The figure below shows that the distribution $\mathsf{T}(\nu = 30)$
[dotted red] is nearly $\mathsf{Norm}(0,1)$ [black]. At the resolution of this graph, it is difficult to distinguish between the two densities. Densities of t with degrees of freedom 5, 8, and 15 are also shown [blue, cyan, orange].

Tail probabilities are more difficult to discern on this graph.
Quantiles .975 of standard normal (1.96) and of $\mathsf{T}(30)$ are both near $2.0.$ Many two-sided tests are done at the 5% level and many two-sided confidence intervals are at the 95% confidence level. This has given rise to the 'rule of thumb' that standard normal and
$\mathsf{T}(30)$ are not essentially different for purposes of inference. However, for tests at the 1% level and CIs at the 99% level, the number of degrees of freedom for nearly matching .995 quantiles is much greater than 30.
qnorm(.975)
[1] 1.959964
qt(.975, 30)
[1] 2.042272
qnorm(.995)
[1] 2.575829 # rounds to 2.6
qt(.995, 70)
[1] 2.647905 # rounds to 2.6
The legendary robustness of the t test against non-normal data is
another issue. I know of no sense in which a 'rule of 30' provides
a useful general guide when to use t tests for non-normal data.
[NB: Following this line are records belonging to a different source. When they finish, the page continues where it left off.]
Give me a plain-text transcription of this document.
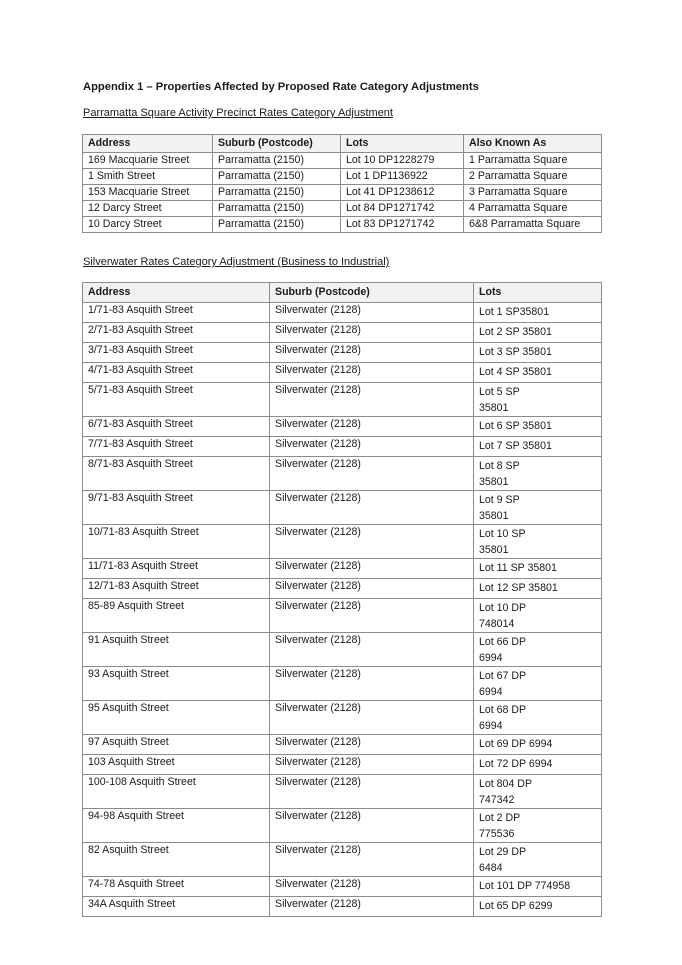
Appendix 1 – Properties Affected by Proposed Rate Category Adjustments
Parramatta Square Activity Precinct Rates Category Adjustment
Address	Suburb (Postcode)	Lots	Also Known As
169 Macquarie Street	Parramatta (2150)	Lot 10 DP1228279	1 Parramatta Square
1 Smith Street	Parramatta (2150)	Lot 1 DP1136922	2 Parramatta Square
153 Macquarie Street	Parramatta (2150)	Lot 41 DP1238612	3 Parramatta Square
12 Darcy Street	Parramatta (2150)	Lot 84 DP1271742	4 Parramatta Square
10 Darcy Street	Parramatta (2150)	Lot 83 DP1271742	6&8 Parramatta Square
Silverwater Rates Category Adjustment (Business to Industrial)
Address	Suburb (Postcode)	Lots
1/71-83 Asquith Street	Silverwater (2128)	Lot 1 SP35801

2/71-83 Asquith Street	Silverwater (2128)	Lot 2 SP 35801

3/71-83 Asquith Street	Silverwater (2128)	Lot 3 SP 35801

4/71-83 Asquith Street	Silverwater (2128)	Lot 4 SP 35801

5/71-83 Asquith Street	Silverwater (2128)	Lot 5 SP
35801

6/71-83 Asquith Street	Silverwater (2128)	Lot 6 SP 35801

7/71-83 Asquith Street	Silverwater (2128)	Lot 7 SP 35801

8/71-83 Asquith Street	Silverwater (2128)	Lot 8 SP
35801

9/71-83 Asquith Street	Silverwater (2128)	Lot 9 SP
35801

10/71-83 Asquith Street	Silverwater (2128)	Lot 10 SP
35801

11/71-83 Asquith Street	Silverwater (2128)	Lot 11 SP 35801

12/71-83 Asquith Street	Silverwater (2128)	Lot 12 SP 35801

85-89 Asquith Street	Silverwater (2128)	Lot 10 DP
748014

91 Asquith Street	Silverwater (2128)	Lot 66 DP
6994

93 Asquith Street	Silverwater (2128)	Lot 67 DP
6994

95 Asquith Street	Silverwater (2128)	Lot 68 DP
6994

97 Asquith Street	Silverwater (2128)	Lot 69 DP 6994

103 Asquith Street	Silverwater (2128)	Lot 72 DP 6994

100-108 Asquith Street	Silverwater (2128)	Lot 804 DP
747342

94-98 Asquith Street	Silverwater (2128)	Lot 2 DP
775536

82 Asquith Street	Silverwater (2128)	Lot 29 DP
6484

74-78 Asquith Street	Silverwater (2128)	Lot 101 DP 774958

34A Asquith Street	Silverwater (2128)	Lot 65 DP 6299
If we have two samples of size $n = 12$ from $\mathsf{Unif}(0,1)$ and
$\mathsf{Unif}(.5,1.5),$ respectively, a Welch t test easily distinguishes between them, with power above 98%. (There are better tests for this.)
pv = replicate(10^6, t.test(runif(12),runif(12,.5,1.5))$p.val)
mean(pv < .05)
[1] 0.987446
Moreover, if we have two samples of size $n = 12$ from the same uniform
distribution, then the rejection rate of a test at the nominal 5% level is truly about 5%. So for such uniform data it doesn't take sample sizes as large as 30 for
the t test to give useful results.
pv = replicate(10^6, t.test(runif(12),runif(12))$p.val)
mean(pv < .05)
[1] 0.05116
By contrast, t tests would not give satisfactory results for samples of size 30 from exponential populations.
Note: This Q&A has relevant simulations in R.